Menggelar tikar diteras sambil menghapal abjad menjadi kesukaan Mita ditemani tantenya yang bernama Diah di sore hari. Keduanya nampak akrab sesekali Diah mengkoreksi jika pelafalan Mita yang kurang tepat. Diah datang beberapa jam lalu karena ada keperluan dengan temannya namun melihat Mita ada di depan teras membuatnya melupakan dulu keperluan itu lagipula masih ada waktu.
"Kamu sudah bisa menyebutkan nama kamu menggunakan abjad ini belum?" tanya Diah memberi contoh supaya Mita bisa menggambar angsa. Katanya, Mita ingin menggambar tetapi bingung mau gambar apa jadi Diah pun mencontohkan yang paling mudah untuk ditiru.
"Bisa dong Tante dan aku juga mulai bisa susun huruf-huruf," jawab Mita kembali melakukan gambarnya dengan serius. Dia senang bisa melakukan hal baru meski belum bisa dipahami.
"Hebat, nanti kamu bakal belajar yang lain lagi seperti berhitung juga menggambar seperti ini." Diah bangga jika Mita mau belajar dan bersungguh-sungguh.
Gambar angsa yang diajarkan sangat sederhana, cukup menggoreskan angka tiga yang di belokan sedikit tapi bagi Mita yang pemula masih kesulitan mengikutinya. Dia mencoba lagi sampai akhirnya bosan juga karena bentuk si angsa jauh dari contoh. Meski begitu, Diah mengapresiasi kerja keras Mita.
"Tan, tadi banyak banget teman di kelas cuma aku lupa nama-namanya," cerita Mita ketika selesai menggambar. Dia pun duduk dengan benar.
Diah mengangguk. "Ya gak papa kamu bisa kenalan lagi sama mereka."
"Tapi malu nanti aku diketawain gimana?" Mita merasa khawatir jika temannya itu tidak sesuai yang diharapkan bukannya mendapat teman malah sebaliknya.

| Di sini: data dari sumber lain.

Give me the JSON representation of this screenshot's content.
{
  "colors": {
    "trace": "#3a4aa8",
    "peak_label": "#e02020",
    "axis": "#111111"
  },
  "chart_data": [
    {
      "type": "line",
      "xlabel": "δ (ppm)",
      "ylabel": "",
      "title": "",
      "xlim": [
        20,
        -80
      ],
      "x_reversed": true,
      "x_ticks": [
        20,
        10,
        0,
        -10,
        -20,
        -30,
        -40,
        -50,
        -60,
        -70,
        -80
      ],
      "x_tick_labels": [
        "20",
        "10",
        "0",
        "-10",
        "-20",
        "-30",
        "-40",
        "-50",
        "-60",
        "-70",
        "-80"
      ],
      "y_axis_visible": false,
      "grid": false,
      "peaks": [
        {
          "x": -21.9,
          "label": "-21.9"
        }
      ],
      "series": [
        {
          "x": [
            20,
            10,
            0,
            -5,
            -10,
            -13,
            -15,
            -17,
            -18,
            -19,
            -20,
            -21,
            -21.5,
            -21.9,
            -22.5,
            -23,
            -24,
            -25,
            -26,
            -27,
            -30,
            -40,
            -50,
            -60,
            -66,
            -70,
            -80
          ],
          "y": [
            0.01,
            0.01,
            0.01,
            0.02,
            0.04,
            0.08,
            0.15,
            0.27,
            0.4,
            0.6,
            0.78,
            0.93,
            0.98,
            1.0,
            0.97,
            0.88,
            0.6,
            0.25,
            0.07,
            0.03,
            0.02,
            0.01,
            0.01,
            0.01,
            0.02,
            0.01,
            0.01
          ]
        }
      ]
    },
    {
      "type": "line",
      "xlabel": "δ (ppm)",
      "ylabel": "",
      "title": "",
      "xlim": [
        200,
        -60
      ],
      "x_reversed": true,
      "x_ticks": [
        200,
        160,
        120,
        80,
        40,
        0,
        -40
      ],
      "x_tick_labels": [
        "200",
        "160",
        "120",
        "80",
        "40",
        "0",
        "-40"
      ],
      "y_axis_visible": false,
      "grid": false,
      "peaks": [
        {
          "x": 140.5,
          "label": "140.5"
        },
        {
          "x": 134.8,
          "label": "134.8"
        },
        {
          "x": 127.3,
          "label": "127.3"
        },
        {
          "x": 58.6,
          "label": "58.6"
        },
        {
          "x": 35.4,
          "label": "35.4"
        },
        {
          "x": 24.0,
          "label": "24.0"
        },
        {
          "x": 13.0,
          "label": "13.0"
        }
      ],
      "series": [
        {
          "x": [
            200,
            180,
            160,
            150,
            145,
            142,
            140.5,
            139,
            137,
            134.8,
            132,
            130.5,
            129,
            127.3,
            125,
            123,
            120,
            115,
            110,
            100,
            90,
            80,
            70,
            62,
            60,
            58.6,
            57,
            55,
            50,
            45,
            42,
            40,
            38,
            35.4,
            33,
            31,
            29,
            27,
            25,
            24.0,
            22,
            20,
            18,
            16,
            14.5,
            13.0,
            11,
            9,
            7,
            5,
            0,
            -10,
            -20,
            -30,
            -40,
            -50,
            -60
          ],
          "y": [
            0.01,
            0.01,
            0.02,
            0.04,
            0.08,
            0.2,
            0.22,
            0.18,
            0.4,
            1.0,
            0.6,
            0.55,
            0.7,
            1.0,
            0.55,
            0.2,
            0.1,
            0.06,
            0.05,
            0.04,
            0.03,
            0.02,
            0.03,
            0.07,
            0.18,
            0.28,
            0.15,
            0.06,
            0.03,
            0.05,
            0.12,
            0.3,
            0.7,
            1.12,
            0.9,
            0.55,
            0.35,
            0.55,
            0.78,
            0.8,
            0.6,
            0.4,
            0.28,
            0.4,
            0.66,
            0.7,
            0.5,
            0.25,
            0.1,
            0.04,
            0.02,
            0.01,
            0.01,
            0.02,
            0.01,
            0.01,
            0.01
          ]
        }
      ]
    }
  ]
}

"Nggak mungkinlah masa kenalan sama teman diketawain biasanya dia bakalan senang tau."
"Oh ya?" Mita menegakan badan dengan penjelasan sang tante diluar prediksinya.
Diah mengangguk meyakinkan lagipula belum dicoba ada baiknya jangan dulu takut nanti malah tidak maju. Kasihan juga Mita kalau seandainya kesepian diantara banyak orang. Dia harus merasakan indahnya pertemanan meski beberapa.
Lita sudah pulang dari bekerja dan sang suami muncul setelahnya. Diah pun pamit pulang tak lupa mengajak sang keponakan namun ingat menemui temannya jadi dia pun berpamitan. Di sekolah barunya tadi ternyata suasananya sangat seru, ada Nila juga Lili yang mengajaknya. Di rumah tentu lebih seru karena ada ibu dan bapak senantiasa mendengarkan cerita Mita waktu pertama kali berangkat ke sekolah.
"Kamu pasti sudah punya teman baru kan?" tanya bapak sesekali membetulkan jarum jam dinding yang dibawanya semenit lalu.
Jam dinding itu sudah lama tetapi fisiknya masih bagus sehingga sayang kalau dibuang begitu saja. Lagipula jam dindingnya merupakan hasil kreasi dari keluarga jadi harus diabadikan hingga akhir.
"Iya benar, namanya Lili sama Nila," sahut Mita antusias bahkan sosis goreng di piringnya terus dilahap tanpa jeda.
"Nanti bisa nambah lagi tuh teman-temannya," timpal Lita menyajikan cemilan lain yang dibuatnya kemudian kembali ke dapur untuk melanjutkan masak.
"Pak, aku tadi lihat ada yang jualan bubur ayam di depan sekolah tapi harganya lima ribu."
"Bukannya uang jajan kamu cukup kenapa gak beli aja?" tanya Rido, nama bapak Mita keheranan.
Mita cengengesan. "Aku malu jadi gak jadi deh, hehe."